Olhou admirado para o rio dos Defeitos.
Viu os defeitos a serem levados pela corrente da
vida. Ou melhor, a própria vida a levá-los para o mar da maldade.
Percorreu a ponte das virtudes e chegou junto à
porta da casa F de Felicidade.
Que linda! Que sensação tão boa!
Percebeu então que o segredo estava na caixa do
amor.
A caixa do amor mostrou.lhe o caminho. O caminho
deveria ter sempre como acompanhantes a bondade e o amor. O amor era o motor, o
engenheiro da construção da ponte das virtudes.
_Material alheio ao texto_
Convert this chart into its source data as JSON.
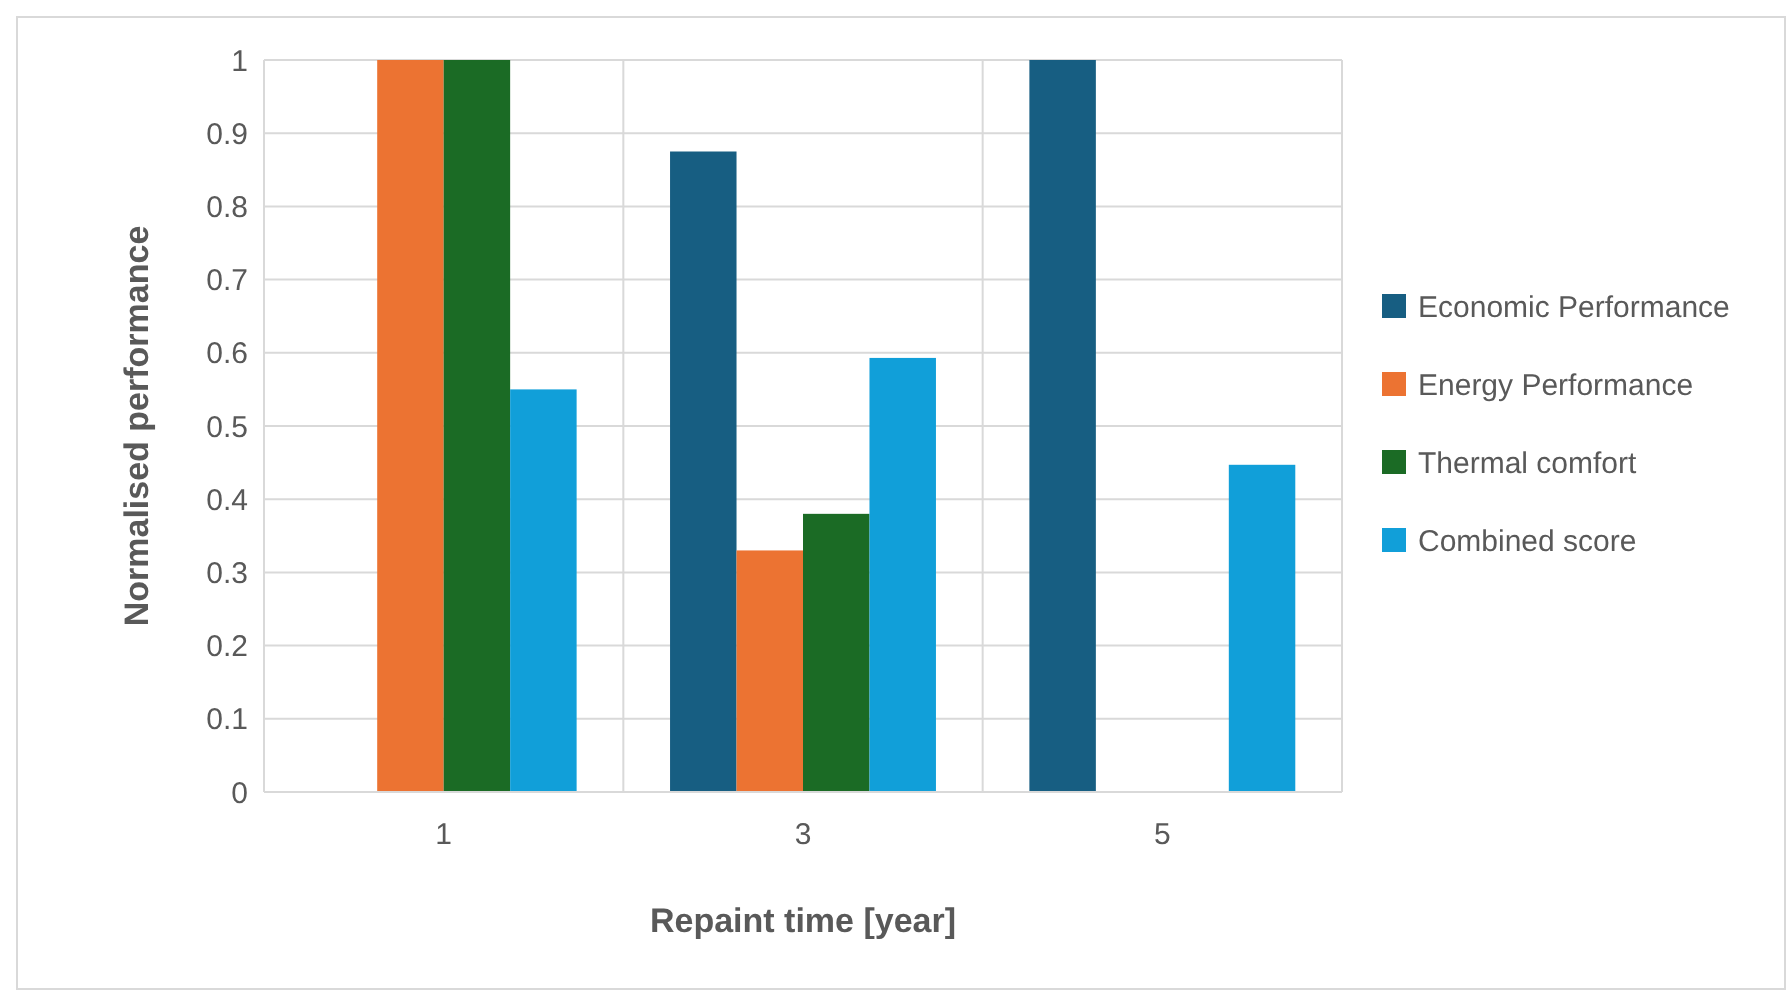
{
  "chart_data": {
    "type": "bar",
    "xlabel": "Repaint time [year]",
    "ylabel": "Normalised performance",
    "categories": [
      "1",
      "3",
      "5"
    ],
    "series": [
      {
        "name": "Economic Performance",
        "color": "#175e82",
        "values": [
          0,
          0.875,
          1
        ]
      },
      {
        "name": "Energy Performance",
        "color": "#ec7332",
        "values": [
          1,
          0.33,
          0
        ]
      },
      {
        "name": "Thermal comfort",
        "color": "#1b6b25",
        "values": [
          1,
          0.38,
          0
        ]
      },
      {
        "name": "Combined score",
        "color": "#119fd9",
        "values": [
          0.55,
          0.593,
          0.447
        ]
      }
    ],
    "ylim": [
      0,
      1
    ],
    "yticks": [
      0,
      {
        "value": 0.1,
        "label": "0.1"
      },
      {
        "value": 0.2,
        "label": "0.2"
      },
      {
        "value": 0.3,
        "label": "0.3"
      },
      {
        "value": 0.4,
        "label": "0.4"
      },
      {
        "value": 0.5,
        "label": "0.5"
      },
      {
        "value": 0.6,
        "label": "0.6"
      },
      {
        "value": 0.7,
        "label": "0.7"
      },
      {
        "value": 0.8,
        "label": "0.8"
      },
      {
        "value": 0.9,
        "label": "0.9"
      },
      1
    ],
    "grid": true,
    "legend": "right"
  }
}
E, contrariamente, ao que as pessoas pensavam, a
casa F de Felicidade estava em qualquer lado. E surgia em qualquer momento. Não
quando as pessoas a procuram, mas quando a ponte está completa. Quando a ponte
das virtudes está completa, encontramos o caminho e, nessa altura, conseguimos
entrar na casa F da Felicidade.
O senhor Sortudo entrou na casa F da Felicidade.
Conseguiu entrar. E nessa altura percebeu então a razão da vida, o objectivo da
nossa existência. Em qualquer lugar, em qualquer momento, temos a oportunidade
de viver o Sonho, de sermos felizes.
E ainda hoje, se diz que anda pelo Mundo, o senhor
Sortudo, a tentar ensinar as pessoas a entrar na casa F de Felicidade. Ainda
hoje se diz que, quando alguém pratica o bem, lá está ele a incentivar a
continuação da obra.....porque a entrada na casa da Felicidade é possível. Ele
existe. Só temos que construir a ponte.